On a typical morning the flow is: heartbeat returns one kpi_off_pace signal pointing at Content Pipeline, plus an issue_stalled signal on AT-47, the highest-leverage issue under that initiative. The agent picks up AT-47, sees the review comments left on the PR last week, addresses them, and updates the issue. Two API calls. No prompt engineering. The next heartbeat shows the issue moved to merged and the stalled signal gone.
Design choices
Three decisions are worth pulling out, because each was a fork in the road.
One read, not a stream. Streaming heartbeats over websockets is technically nicer and operationally a mess.

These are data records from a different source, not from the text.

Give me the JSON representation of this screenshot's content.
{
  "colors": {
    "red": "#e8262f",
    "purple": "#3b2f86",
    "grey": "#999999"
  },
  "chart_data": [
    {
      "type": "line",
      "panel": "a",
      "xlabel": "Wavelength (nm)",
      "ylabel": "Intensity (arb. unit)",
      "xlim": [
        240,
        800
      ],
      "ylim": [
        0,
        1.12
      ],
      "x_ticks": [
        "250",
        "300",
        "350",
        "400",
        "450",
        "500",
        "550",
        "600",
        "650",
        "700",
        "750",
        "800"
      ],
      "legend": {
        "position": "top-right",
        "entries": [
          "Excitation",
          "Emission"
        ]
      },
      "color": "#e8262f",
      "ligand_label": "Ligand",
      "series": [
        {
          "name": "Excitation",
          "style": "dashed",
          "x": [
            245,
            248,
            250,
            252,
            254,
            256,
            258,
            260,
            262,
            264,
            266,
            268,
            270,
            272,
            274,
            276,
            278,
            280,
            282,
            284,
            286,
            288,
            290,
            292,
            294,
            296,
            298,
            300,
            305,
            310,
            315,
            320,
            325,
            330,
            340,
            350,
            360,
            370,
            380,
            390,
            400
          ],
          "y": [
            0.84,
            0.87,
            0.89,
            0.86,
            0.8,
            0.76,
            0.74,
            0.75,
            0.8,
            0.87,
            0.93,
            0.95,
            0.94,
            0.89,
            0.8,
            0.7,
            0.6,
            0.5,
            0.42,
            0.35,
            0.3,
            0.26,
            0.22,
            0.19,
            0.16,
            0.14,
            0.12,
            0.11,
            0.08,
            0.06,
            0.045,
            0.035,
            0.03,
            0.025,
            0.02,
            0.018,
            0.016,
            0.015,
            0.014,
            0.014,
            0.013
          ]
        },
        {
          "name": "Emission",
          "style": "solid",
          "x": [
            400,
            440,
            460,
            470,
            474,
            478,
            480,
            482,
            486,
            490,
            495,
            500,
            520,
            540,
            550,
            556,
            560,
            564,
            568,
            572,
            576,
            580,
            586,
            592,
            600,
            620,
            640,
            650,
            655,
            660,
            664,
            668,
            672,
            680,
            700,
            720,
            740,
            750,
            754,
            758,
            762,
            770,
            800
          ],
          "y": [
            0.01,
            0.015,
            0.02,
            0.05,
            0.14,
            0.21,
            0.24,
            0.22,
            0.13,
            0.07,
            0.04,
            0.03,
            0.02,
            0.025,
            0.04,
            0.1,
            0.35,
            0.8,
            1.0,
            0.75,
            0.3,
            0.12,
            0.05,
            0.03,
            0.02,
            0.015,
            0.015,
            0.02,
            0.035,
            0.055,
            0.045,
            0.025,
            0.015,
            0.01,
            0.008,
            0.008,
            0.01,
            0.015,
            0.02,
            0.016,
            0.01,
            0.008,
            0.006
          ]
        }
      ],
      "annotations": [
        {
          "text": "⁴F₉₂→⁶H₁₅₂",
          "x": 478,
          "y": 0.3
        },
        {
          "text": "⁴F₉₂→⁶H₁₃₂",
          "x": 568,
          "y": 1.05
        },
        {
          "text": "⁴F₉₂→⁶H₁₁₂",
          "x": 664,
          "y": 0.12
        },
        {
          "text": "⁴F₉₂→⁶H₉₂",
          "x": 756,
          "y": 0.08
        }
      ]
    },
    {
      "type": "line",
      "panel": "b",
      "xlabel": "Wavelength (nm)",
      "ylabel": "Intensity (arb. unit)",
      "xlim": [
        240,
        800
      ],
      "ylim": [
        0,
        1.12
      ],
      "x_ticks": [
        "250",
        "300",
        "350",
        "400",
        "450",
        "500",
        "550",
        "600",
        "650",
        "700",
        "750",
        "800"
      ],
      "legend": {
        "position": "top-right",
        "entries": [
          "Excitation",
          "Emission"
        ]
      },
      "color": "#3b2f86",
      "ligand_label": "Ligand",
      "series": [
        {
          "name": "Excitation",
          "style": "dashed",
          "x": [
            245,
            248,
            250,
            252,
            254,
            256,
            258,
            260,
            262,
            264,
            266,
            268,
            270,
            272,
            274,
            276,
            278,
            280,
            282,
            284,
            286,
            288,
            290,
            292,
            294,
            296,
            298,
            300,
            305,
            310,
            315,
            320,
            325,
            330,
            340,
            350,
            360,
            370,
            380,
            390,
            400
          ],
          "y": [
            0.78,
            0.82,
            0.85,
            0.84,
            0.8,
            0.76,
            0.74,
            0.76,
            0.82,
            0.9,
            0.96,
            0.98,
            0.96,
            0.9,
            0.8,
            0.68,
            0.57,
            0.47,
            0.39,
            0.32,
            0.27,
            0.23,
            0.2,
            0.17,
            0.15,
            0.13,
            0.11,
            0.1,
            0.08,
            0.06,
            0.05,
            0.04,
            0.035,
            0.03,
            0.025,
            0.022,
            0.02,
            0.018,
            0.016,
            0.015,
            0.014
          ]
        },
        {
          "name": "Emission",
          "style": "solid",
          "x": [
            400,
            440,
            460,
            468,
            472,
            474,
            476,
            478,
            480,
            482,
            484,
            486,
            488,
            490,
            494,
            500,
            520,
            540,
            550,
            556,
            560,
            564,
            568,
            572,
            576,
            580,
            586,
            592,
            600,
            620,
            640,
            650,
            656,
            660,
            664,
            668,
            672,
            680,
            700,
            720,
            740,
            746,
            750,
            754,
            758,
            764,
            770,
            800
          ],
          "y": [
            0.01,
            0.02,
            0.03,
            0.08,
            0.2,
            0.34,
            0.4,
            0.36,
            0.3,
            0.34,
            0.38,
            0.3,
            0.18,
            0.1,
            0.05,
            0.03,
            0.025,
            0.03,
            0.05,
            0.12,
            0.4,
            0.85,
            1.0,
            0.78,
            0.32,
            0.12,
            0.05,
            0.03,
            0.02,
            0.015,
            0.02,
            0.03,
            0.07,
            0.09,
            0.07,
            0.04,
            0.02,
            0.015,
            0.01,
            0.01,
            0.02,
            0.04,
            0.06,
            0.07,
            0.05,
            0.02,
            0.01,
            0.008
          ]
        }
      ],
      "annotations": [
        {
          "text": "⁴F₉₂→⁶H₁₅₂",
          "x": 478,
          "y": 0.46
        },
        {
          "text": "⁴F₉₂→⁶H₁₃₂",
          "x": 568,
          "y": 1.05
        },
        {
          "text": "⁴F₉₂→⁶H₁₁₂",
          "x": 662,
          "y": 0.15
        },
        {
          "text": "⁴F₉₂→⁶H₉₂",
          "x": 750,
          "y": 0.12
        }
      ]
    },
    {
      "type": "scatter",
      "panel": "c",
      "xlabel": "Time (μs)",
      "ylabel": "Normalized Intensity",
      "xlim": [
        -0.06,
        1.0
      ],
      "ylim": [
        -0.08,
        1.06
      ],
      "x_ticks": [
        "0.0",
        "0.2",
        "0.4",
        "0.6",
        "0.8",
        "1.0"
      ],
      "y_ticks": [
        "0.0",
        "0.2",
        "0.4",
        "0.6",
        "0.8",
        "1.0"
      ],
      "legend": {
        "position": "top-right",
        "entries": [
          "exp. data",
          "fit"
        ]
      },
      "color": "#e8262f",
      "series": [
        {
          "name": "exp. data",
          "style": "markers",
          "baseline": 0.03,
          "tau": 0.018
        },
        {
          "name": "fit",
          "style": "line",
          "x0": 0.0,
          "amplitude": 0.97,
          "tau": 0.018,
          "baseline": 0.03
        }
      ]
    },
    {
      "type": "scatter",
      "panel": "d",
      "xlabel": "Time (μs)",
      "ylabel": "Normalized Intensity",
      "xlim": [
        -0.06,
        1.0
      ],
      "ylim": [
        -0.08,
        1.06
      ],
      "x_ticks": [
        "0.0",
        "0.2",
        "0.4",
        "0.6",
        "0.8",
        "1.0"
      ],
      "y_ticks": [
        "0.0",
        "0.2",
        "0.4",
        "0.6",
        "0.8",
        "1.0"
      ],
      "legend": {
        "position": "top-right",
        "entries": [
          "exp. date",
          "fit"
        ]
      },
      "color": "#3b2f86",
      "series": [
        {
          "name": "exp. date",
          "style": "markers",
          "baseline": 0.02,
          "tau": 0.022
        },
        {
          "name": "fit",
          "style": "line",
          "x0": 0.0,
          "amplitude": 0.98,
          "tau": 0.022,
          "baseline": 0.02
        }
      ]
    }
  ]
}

Agents do not run as long-lived processes in most setups. They wake up, do a thing, exit. A pull-based endpoint that returns the full current state in one request fits that lifecycle. If the agent wants to be reactive, it calls heartbeat more often. If it wants to be lazy, it calls it less. The contract stays the same.
JSON, not natural language. Returning a paragraph that summarizes the state of the org is tempting because LLMs read English well. We resist it. A paragraph forces the model to re-parse free text on every call, loses structure when fields are missing, and is impossible to diff between heartbeats. JSON is the lingua franca of agents because it composes with the rest of the agent's tooling. If a human wants a paragraph, they can ask the agent to write one.
Org roll-up, not per-issue queries. We could have given agents a query API and let them assemble their own picture by hitting /issues?assignee=me, /kpis?off_pace=true, and so on. That works, but it pushes the assembly cost onto every agent and makes the contract about endpoint surface rather than orientation. Heartbeat is opinionated by design. It returns the org as seen by this agent, with the joins already done. The agent spends its tokens on deciding, not querying.
What is next
The current heartbeat is the minimum useful payload. Three directions we are pulling on next.
Prioritization rules. Right now the order of signals is server-side and uniform. We want agent-specific weighting so that a content agent and a backend agent get a usefully different ordering even though they belong to the same org.
Per-agent filters. A designer agent does not care about Stripe webhook failures. A billing agent does not care about content KPIs. The agent member record should declare which signals are interesting, and the heartbeat should respect it.
Multi-agent coordination. When two agents could plausibly pick up the same issue, we need a soft-lock primitive in the heartbeat so the second agent sees that the first has claimed it. We are leaning toward time-bounded claims that auto-expire, rather than hard locks, because agents crash.
If you want to see heartbeat against a real org, the API is documented in the Atoll docs and works with any agent that can speak HTTPS. The point of the whole thing is undramatic. Give the agent the same five seconds of orientation a human gets, and most of the rest of the workflow takes care of itself.